One might think that this performance -- for this is what it was -- merely constituted one of many scenes in which my father, active in a persecuted Communist Party and wishing to educate his son politically, sought to transmit the knowledge contained in the volumes of Marx and Lenin lining his bookshelf. Not at all. My father was a member of no political party, consistently voted for the Democrats, revered Franklin D. Roosevelt, and could read only with difficulty the very few books he brought home. Later in life he even risked part of his small savings on the stock exchange, despite the fact that he found arithmetic painful and could only pretend to follow the changing quotations in his daily newspaper. How all of this could have been so reveals something, I think, about a culture and politics now too often ridiculed when not despised or merely forgotten.

Television entered our lives when my father was nearly 56, old enough, that is, to be my grandfather, although this only occurred to me as an adult. What was clear at the time was that he, unlike most of my friends' fathers, knew nothing about baseball, nothing of what went on in my school (save that it was important for me to do well), seemingly next to nothing about those parts of New York which fascinated me, and nothing whatsoever about the novels that then began to capture my imagination (but which he never thought to be a threat to my eyesight). America remained for him largely a foreign country, one, I slowly came to understand, which it was my task to "explain" and, in mock-debate, "defend" against his criticisms. His point of view -- his mental world -- remained firmly fixed in the various New York extensions of Eastern Europe, particularly Galicia, that Polish province of the Hapsburg Empire in which Ukrainians, Poles, and Jews like my father's family uneasily jostled in mutual suspicion.
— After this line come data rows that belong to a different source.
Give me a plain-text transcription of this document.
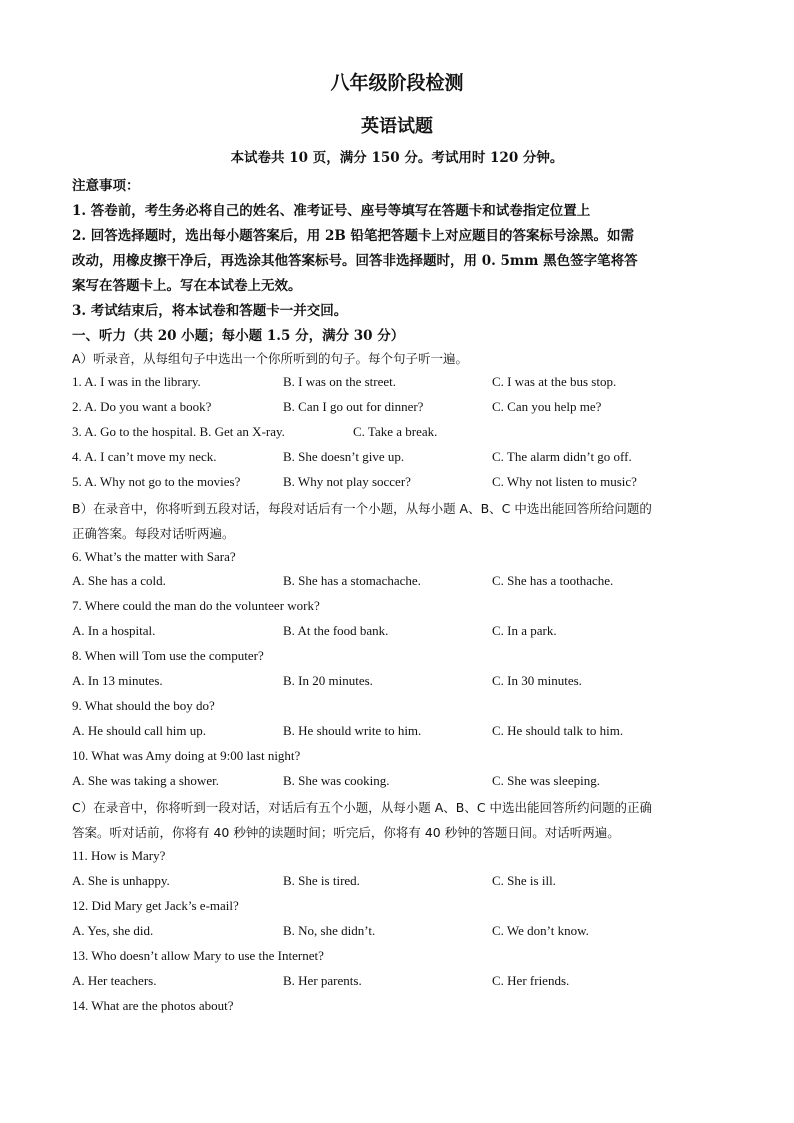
八年级阶段检测
英语试题
本试卷共 10 页，满分 150 分。考试用时 120 分钟。
注意事项：
1. 答卷前，考生务必将自己的姓名、准考证号、座号等填写在答题卡和试卷指定位置上
2. 回答选择题时，选出每小题答案后，用 2B 铅笔把答题卡上对应题目的答案标号涂黑。如需
改动，用橡皮擦干净后，再选涂其他答案标号。回答非选择题时，用 0. 5mm 黑色签字笔将答
案写在答题卡上。写在本试卷上无效。
3. 考试结束后，将本试卷和答题卡一并交回。
一、听力（共 20 小题；每小题 1.5 分，满分 30 分）
A）听录音，从每组句子中选出一个你所听到的句子。每个句子听一遍。
1. A. I was in the library.	B. I was on the street.	C. I was at the bus stop.
2. A. Do you want a book?	B. Can I go out for dinner?	C. Can you help me?
3. A. Go to the hospital. B. Get an X-ray.	C. Take a break.
4. A. I can’t move my neck.	B. She doesn’t give up.	C. The alarm didn’t go off.
5. A. Why not go to the movies?	B. Why not play soccer?	C. Why not listen to music?
B）在录音中，你将听到五段对话，每段对话后有一个小题，从每小题 A、B、C 中选出能回答所给问题的
正确答案。每段对话听两遍。
6. What’s the matter with Sara?
A. She has a cold.	B. She has a stomachache.	C. She has a toothache.
7. Where could the man do the volunteer work?
A. In a hospital.	B. At the food bank.	C. In a park.
8. When will Tom use the computer?
A. In 13 minutes.	B. In 20 minutes.	C. In 30 minutes.
9. What should the boy do?
A. He should call him up.	B. He should write to him.	C. He should talk to him.
10. What was Amy doing at 9:00 last night?
A. She was taking a shower.	B. She was cooking.	C. She was sleeping.
C）在录音中，你将听到一段对话，对话后有五个小题，从每小题 A、B、C 中选出能回答所约问题的正确
答案。听对话前，你将有 40 秒钟的读题时间；听完后，你将有 40 秒钟的答题日间。对话听两遍。
11. How is Mary?
A. She is unhappy.	B. She is tired.	C. She is ill.
12. Did Mary get Jack’s e-mail?
A. Yes, she did.	B. No, she didn’t.	C. We don’t know.
13. Who doesn’t allow Mary to use the Internet?
A. Her teachers.	B. Her parents.	C. Her friends.
14. What are the photos about?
MY father was born in Kolomaya, a large town at the foot of the Carpathians on the River Prut, south and west of Tarnopol and east of Czernowitz, the centre of the region. The first of seven children, he began to work at his father's trade of furrier before he was ten. What little education he received there came not from school, "where they beat the children, not like in America," but in evening classes given in Yiddish to workers' sons by what he called "socialist clubs.